Two armed men robbed the clubhouse while she was on duty. She suffered post-traumatic stress disorder and had not worked since the robbery. The employee sued the employer in the District Court for breach of its duty of care as an employer. Her case was based on the employer's failure to take reasonable care to deter or prevent armed robberies at the clubhouse, particularly after an armed robbery only 19 days earlier. (There had been two earlier robberies at the clubhouse). The trial Judge awarded her $350,152.
The employer conceded that it owed a duty of care and that an armed robbery was reasonably foreseeable, but challenged the findings of breach of duty and causation.
The employer argued that even if there was an implicit finding of causation the trial Judge had failed to give adequate reasons and there should be a new trial.
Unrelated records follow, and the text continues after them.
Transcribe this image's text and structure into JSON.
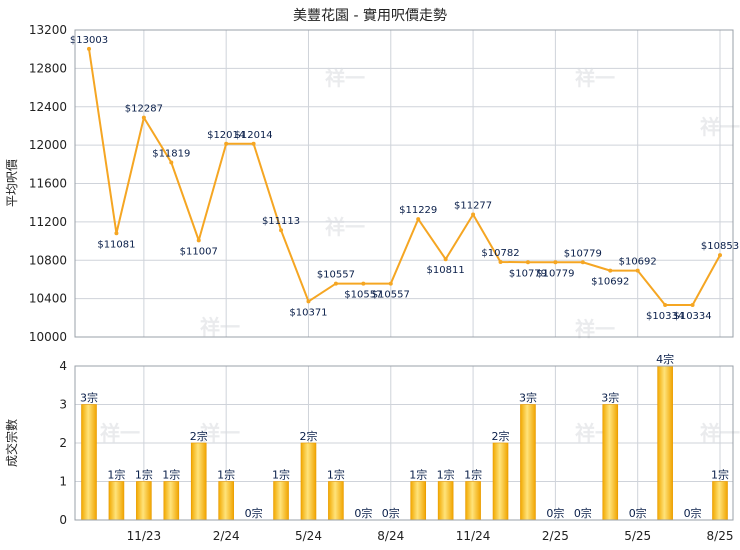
{
  "chart_data": [
    {
      "type": "line",
      "title": "美豐花園 - 實用呎價走勢",
      "ylabel": "平均呎價",
      "ylim": [
        10000,
        13200
      ],
      "yticks": [
        10000,
        10400,
        10800,
        11200,
        11600,
        12000,
        12400,
        12800,
        13200
      ],
      "x_tick_labels": [
        "11/23",
        "2/24",
        "5/24",
        "8/24",
        "11/24",
        "2/25",
        "5/25",
        "8/25"
      ],
      "values": [
        13003,
        11081,
        12287,
        11819,
        11007,
        12014,
        12014,
        11113,
        10371,
        10557,
        10557,
        10557,
        11229,
        10811,
        11277,
        10782,
        10779,
        10779,
        10779,
        10692,
        10692,
        10334,
        10334,
        10853
      ],
      "data_labels": [
        "$13003",
        "$11081",
        "$12287",
        "$11819",
        "$11007",
        "$12014",
        "$12014",
        "$11113",
        "$10371",
        "$10557",
        "$10557",
        "$10557",
        "$11229",
        "$10811",
        "$11277",
        "$10782",
        "$10779",
        "$10779",
        "$10779",
        "$10692",
        "$10692",
        "$10334",
        "$10334",
        "$10853"
      ],
      "color": "#f5a623",
      "grid": true
    },
    {
      "type": "bar",
      "ylabel": "成交宗數",
      "ylim": [
        0,
        4
      ],
      "yticks": [
        0,
        1,
        2,
        3,
        4
      ],
      "x_tick_labels": [
        "11/23",
        "2/24",
        "5/24",
        "8/24",
        "11/24",
        "2/25",
        "5/25",
        "8/25"
      ],
      "values": [
        3,
        1,
        1,
        1,
        2,
        1,
        0,
        1,
        2,
        1,
        0,
        0,
        1,
        1,
        1,
        2,
        3,
        0,
        0,
        3,
        0,
        4,
        0,
        1
      ],
      "data_labels": [
        "3宗",
        "1宗",
        "1宗",
        "1宗",
        "2宗",
        "1宗",
        "0宗",
        "1宗",
        "2宗",
        "1宗",
        "0宗",
        "0宗",
        "1宗",
        "1宗",
        "1宗",
        "2宗",
        "3宗",
        "0宗",
        "0宗",
        "3宗",
        "0宗",
        "4宗",
        "0宗",
        "1宗"
      ],
      "color": "#f5b800",
      "grid": true
    }
  ],
  "watermark": "祥一",
  "colors": {
    "line": "#f5a623",
    "bar": "#f5b800",
    "grid": "#cfd3da",
    "frame": "#9aa0a8"
  }
}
It also submitted that there was no evidence that anything the club could have done would have prevented the third robbery.
The court held that after the second robbery the club's duty to its employees was to take reasonable steps to protect them from being injured as a result of a further robbery.
There was no certainty that the employment of security guards would have prevented this robbery but the evidence established that security guards should have been employed to deter potential robbers and in particular those who had carried out the second robbery.
As nothing was done to upgrade security the club was in breach of that duty and the Judge's implicit finding on causation was open on the evidence.
On the night of the third robbery the club had been kept open until 9 pm when only three patrons were still present and the robbers waited until then. It is a reasonable inference that the robbery would not have occurred if the clubhouse had been closed at 7.30 or 8 pm when more patrons were present.
After the third robbery the club acted promptly by engaging security guards and closing the clubhouse earlier in the evening. These measures proved successful and the persons who had carried out the second and third robberies did not return and there was no further robbery for over two years. It was a reasonable inference that more probably than not these additional security measures would have been effective if they had been implemented after the second robbery.
There was no need to order a new trial for lack of reasons where no question of credibility arose and the evidence enabled the Court of Appeal to make the necessary findings.
The employer's appeal as dismissed with costs.
See: Whisprun Pty Ltd v Sams & Ors  NSWCA 400, Court of Appeal (NSW) (Handley, Sheller and Hodgson JJA) 12/12/02.